Moje życie... Kiedy o tym myślę, widzę przed sobą smugę światła. Przy bliższym spojrzeniu smuga ta przybiera kształt komety, z głową i ogonem. Głowa o najsilniejszym świetle, to dzieciństwo i dorastanie. Dalej ku tyłowi kometa rozrzedza się. Ta najdalsza część, ogon, staje się coraz bardziej rozproszona, ale i szersza. Teraz jestem daleko z tyłu, w ogonie komety...
[Tomas Tranströmer - "Wspomnienia mnie widzą"]
Gdzieś w górach [Somewhere in the mountains]
| NEX-5 | CZJ Sonnar 135/3,5 | ISO 400 | f/8 | 1/90 s |
Preciosa. Hacer la toma desde la sombra y permitiendo así el contraste de la luz en los árboles del camino es una maravilla. Un abrazo Jarek
OdpowiedzUsuńBeautlful photos.
OdpowiedzUsuńhttp://linorstore.com/breast-cancer-awareness-month-3/
Beautiful image.

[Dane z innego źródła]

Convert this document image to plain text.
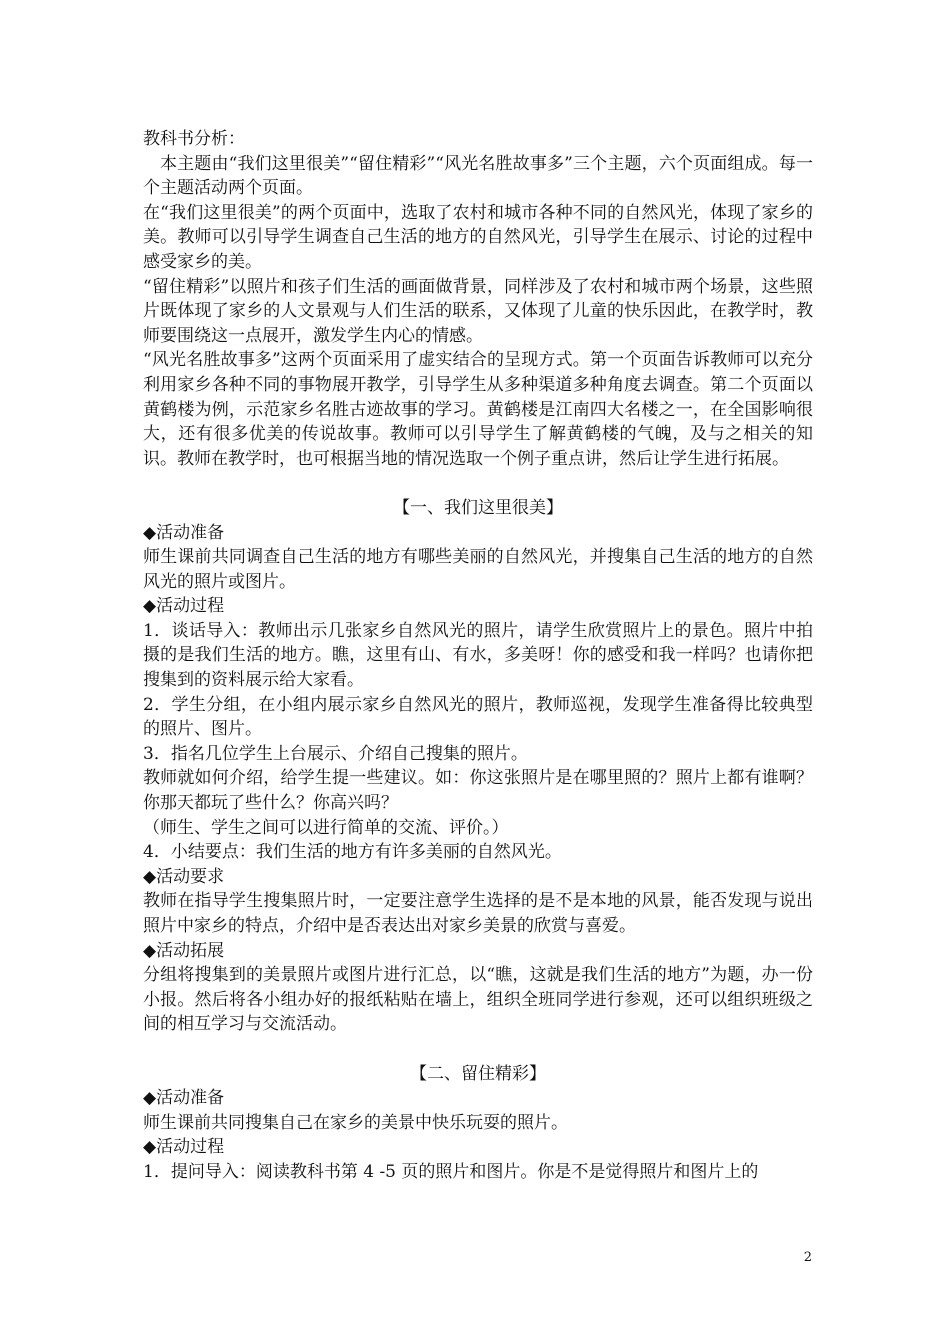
教科书分析：

本主题由“我们这里很美”“留住精彩”“风光名胜故事多”三个主题，六个页面组成。每一个主题活动两个页面。

在“我们这里很美”的两个页面中，选取了农村和城市各种不同的自然风光，体现了家乡的美。教师可以引导学生调查自己生活的地方的自然风光，引导学生在展示、讨论的过程中感受家乡的美。

“留住精彩”以照片和孩子们生活的画面做背景，同样涉及了农村和城市两个场景，这些照片既体现了家乡的人文景观与人们生活的联系，又体现了儿童的快乐因此，在教学时，教师要围绕这一点展开，激发学生内心的情感。

“风光名胜故事多”这两个页面采用了虚实结合的呈现方式。第一个页面告诉教师可以充分利用家乡各种不同的事物展开教学，引导学生从多种渠道多种角度去调查。第二个页面以黄鹤楼为例，示范家乡名胜古迹故事的学习。黄鹤楼是江南四大名楼之一，在全国影响很大，还有很多优美的传说故事。教师可以引导学生了解黄鹤楼的气魄，及与之相关的知识。教师在教学时，也可根据当地的情况选取一个例子重点讲，然后让学生进行拓展。

【一、我们这里很美】

◆活动准备

师生课前共同调查自己生活的地方有哪些美丽的自然风光，并搜集自己生活的地方的自然风光的照片或图片。

◆活动过程

1．谈话导入：教师出示几张家乡自然风光的照片，请学生欣赏照片上的景色。照片中拍摄的是我们生活的地方。瞧，这里有山、有水，多美呀！你的感受和我一样吗？也请你把搜集到的资料展示给大家看。

2．学生分组，在小组内展示家乡自然风光的照片，教师巡视，发现学生准备得比较典型的照片、图片。

3．指名几位学生上台展示、介绍自己搜集的照片。

教师就如何介绍，给学生提一些建议。如：你这张照片是在哪里照的？照片上都有谁啊？你那天都玩了些什么？你高兴吗？

（师生、学生之间可以进行简单的交流、评价。）

4．小结要点：我们生活的地方有许多美丽的自然风光。

◆活动要求

教师在指导学生搜集照片时，一定要注意学生选择的是不是本地的风景，能否发现与说出照片中家乡的特点，介绍中是否表达出对家乡美景的欣赏与喜爱。

◆活动拓展

分组将搜集到的美景照片或图片进行汇总，以“瞧，这就是我们生活的地方”为题，办一份小报。然后将各小组办好的报纸粘贴在墙上，组织全班同学进行参观，还可以组织班级之间的相互学习与交流活动。

【二、留住精彩】

◆活动准备

师生课前共同搜集自己在家乡的美景中快乐玩耍的照片。

◆活动过程

1．提问导入：阅读教科书第 4 -5 页的照片和图片。你是不是觉得照片和图片上的

2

Good composition
OdpowiedzUsuńBeautiful! Have a great week ahead!
OdpowiedzUsuńShantana
Zakręty na drodze podobno czynią ją ciekawszą,pod warunkiem,że uda się nam je pokonać.
OdpowiedzUsuńCiekawe porównanie?
Nice B&W image.
OdpowiedzUsuńPlease join us at http://image-in-ing.blogspot.com/2015/10/a-little-bit-squirrelly.html
I love the light on the path being like a comet...beautiful description, and lovely B&W!
OdpowiedzUsuńAfter a few days away, back to normal I do it reviewing your magnificent work of the past days.
OdpowiedzUsuńGreetings
beautiful image
OdpowiedzUsuńStunning!
OdpowiedzUsuńPiękne zdjęcie:-)
OdpowiedzUsuńVery nice!
OdpowiedzUsuńLovely!
OdpowiedzUsuńHere's my Wordless Wednesday!
I really like the curvature of the path.
OdpowiedzUsuńLovely light, shadows and curves.
OdpowiedzUsuńA beautiful shot! Such vivid contrasts of light and dark.
OdpowiedzUsuńTake 25 to Hollister
Beautiful path. It's almost a path of light.
OdpowiedzUsuńBeautiful use of light and shadow!